Personal information
- Date of birth: 24 September 1993 (age 32)
- Place of birth: Manosque, France
- Height: 1.79 m (5 ft 10 in)
- Position: Defensive midfielder

Team information
- Current team: Avranches
- Number: 25

Youth career
- Monaco

Senior career*
- Years: Team / Apps / (Gls)
- 2011–2014: Monaco B / 55 / (4)
- 2013–2016: Monaco / 5 / (0)
- 2014–2016: → Troyes (loan) / 75 / (4)
- 2016–2019: Toulouse / 16 / (0)
- 2017–2018: → Brest (loan) / 33 / (5)
- 2018–2019: → Brest (loan) / 21 / (2)
- 2019–2021: Caen / 49 / (5)
- 2021–2023: Dijon / 57 / (0)
- 2024–: Avranches / 43 / (0)

= Jessy Pi =

French professional footballer (born 1993)

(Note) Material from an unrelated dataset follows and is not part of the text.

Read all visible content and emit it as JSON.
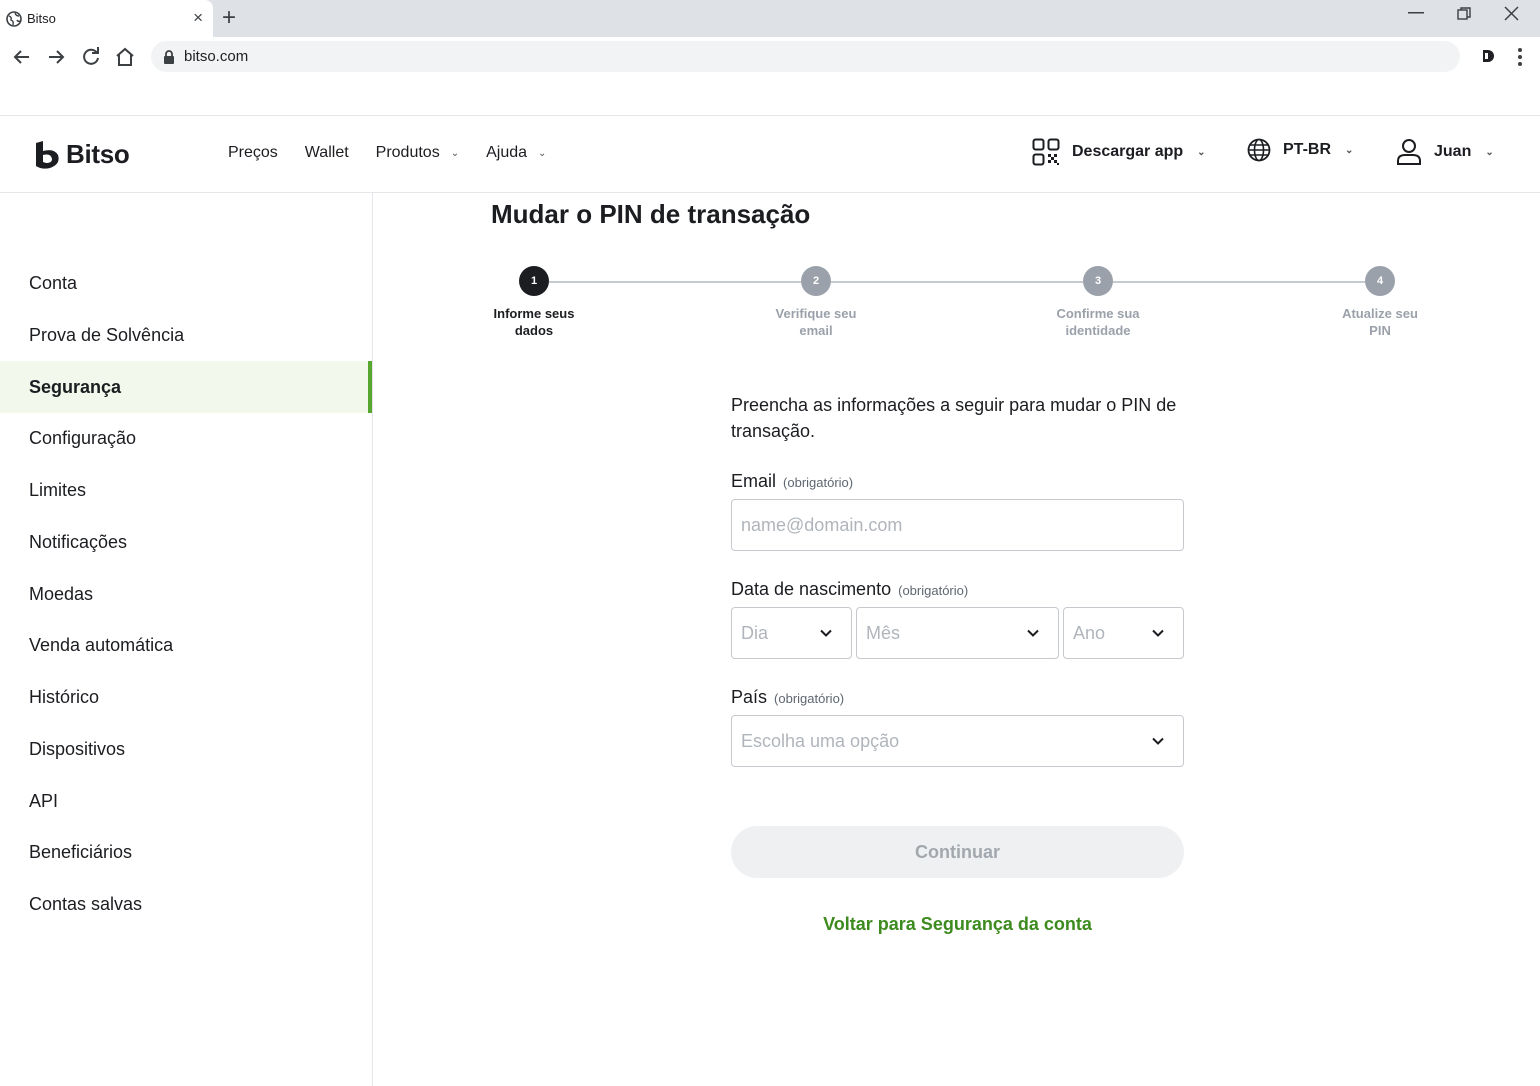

Jessy Pi (born 24 September 1993) is a French professional footballer who plays as a defensive midfielder for club Avranches.

==Career==
Pi made his Ligue 1 debut on 1 September 2013 in Monaco's 2–1 away win against Olympique Marseille. He replaced an injured Jérémy Toulalan after only nine minutes. He had a contract till June 2017.

On 27 June 2014, Pi was loaned to the Ligue 2 side Troyes for the 2014–15 season. He was loaned to Troyes AC for a second season on 20 July 2015.

On 21 June 2016, Pi agreed to a four-year contract with Toulouse.

On 29 June 2019, Pi signed a two-year contract with Caen.

On 12 July 2021, he moved to Dijon on a two-year deal.